Abstract

This article identifies some of the penitential semantic elements from two fragments of “The Voyage of Mail-Duin” and “Voyage of Wa Korr”, which are part of the group of Old Irish stories about voyages (OE Immrama). The first plot is connected with a hermit thief who was forced by God’s providence to give up his riches and retire to the island (episode 10th); the second is connected with the crime of the Wa Korra brothers, who ravaged the churches of Connaught and killed the clerics. As a source base, the early medieval Irish penitentiaries in Latin of the 5th-8th centuries, preserved in the manuscripts of the 9th-12th centuries, are involved: “The First Synod of Patrick”, the penitentiaries of Saints Gilda, Finnian, Columban, Kummene.
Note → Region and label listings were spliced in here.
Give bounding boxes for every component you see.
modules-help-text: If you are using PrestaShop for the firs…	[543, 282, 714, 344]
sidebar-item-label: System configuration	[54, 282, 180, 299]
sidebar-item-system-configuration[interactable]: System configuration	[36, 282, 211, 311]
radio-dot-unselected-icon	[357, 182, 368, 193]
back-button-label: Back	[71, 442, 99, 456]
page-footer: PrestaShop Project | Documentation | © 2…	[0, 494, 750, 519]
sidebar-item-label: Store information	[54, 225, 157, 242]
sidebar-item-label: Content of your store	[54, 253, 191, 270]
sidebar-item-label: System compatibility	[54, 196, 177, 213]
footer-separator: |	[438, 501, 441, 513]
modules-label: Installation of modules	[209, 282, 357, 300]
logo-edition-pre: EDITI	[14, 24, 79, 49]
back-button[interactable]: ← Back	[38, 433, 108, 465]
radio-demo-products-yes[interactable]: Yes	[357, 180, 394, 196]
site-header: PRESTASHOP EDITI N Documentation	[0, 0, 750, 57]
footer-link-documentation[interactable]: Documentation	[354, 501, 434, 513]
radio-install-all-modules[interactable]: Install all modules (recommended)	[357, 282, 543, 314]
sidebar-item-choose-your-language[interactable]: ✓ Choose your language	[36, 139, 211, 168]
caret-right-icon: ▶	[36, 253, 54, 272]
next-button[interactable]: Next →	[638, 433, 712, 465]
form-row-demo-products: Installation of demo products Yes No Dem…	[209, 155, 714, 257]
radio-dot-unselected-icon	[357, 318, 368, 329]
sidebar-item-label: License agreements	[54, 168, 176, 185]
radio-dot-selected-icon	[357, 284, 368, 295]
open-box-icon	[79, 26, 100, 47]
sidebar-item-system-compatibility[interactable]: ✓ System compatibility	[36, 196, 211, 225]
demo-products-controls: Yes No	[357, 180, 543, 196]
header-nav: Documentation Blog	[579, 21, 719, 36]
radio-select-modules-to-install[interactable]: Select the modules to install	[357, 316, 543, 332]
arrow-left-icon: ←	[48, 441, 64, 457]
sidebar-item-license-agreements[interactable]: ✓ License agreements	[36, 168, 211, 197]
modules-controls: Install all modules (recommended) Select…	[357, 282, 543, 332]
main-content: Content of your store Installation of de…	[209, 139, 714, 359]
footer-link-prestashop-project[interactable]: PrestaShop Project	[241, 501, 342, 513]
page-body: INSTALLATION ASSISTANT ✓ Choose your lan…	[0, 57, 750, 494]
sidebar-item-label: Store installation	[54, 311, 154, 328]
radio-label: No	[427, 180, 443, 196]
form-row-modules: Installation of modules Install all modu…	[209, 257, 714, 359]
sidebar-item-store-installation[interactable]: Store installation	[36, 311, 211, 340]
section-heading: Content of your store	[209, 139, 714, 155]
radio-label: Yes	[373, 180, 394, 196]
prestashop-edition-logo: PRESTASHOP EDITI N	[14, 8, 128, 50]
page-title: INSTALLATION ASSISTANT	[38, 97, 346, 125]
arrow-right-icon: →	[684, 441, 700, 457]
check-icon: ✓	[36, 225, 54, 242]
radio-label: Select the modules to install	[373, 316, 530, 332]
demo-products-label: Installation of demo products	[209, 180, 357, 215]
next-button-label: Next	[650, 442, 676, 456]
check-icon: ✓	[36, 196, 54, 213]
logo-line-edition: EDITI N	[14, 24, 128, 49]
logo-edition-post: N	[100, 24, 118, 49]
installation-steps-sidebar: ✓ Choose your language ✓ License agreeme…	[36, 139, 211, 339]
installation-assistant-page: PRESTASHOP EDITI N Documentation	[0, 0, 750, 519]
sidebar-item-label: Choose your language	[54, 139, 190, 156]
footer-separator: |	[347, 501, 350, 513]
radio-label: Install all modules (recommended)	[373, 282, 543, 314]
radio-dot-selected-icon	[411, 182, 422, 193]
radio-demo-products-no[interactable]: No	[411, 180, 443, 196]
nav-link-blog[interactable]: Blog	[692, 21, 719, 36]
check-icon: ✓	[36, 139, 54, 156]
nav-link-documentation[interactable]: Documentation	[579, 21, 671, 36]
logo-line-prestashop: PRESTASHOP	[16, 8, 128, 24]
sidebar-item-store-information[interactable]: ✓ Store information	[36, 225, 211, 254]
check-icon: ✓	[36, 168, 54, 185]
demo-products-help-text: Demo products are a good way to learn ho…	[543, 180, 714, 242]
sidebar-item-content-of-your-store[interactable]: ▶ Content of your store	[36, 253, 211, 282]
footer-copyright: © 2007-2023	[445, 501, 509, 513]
The penitential aspects of Immrama have been in the orbit of scientific interests of scientists since the beginning of the 20th century and in recent decades, work in this direction is still ongoing. In the course of a comparative analysis, it was found that penitentiaries and these fragments of Immrama have certain connotations in the relationship between offense and sanction. The legal categories of exile, fasting, compensation for material damage find their application in relation to serious crimes or “sins”: murder and theft of church property. However, there are a number of important differences in small details: in the understanding of the category of “expulsion” or “excommunication” in the penitentiaries and in the “Voyages”; in the duration of fasting and repentance. Unfortunately, the hermeneutics of the penitential meaning of “Voyages” in those plots where not clergymen (hermits) but laymen appear, is also difficult.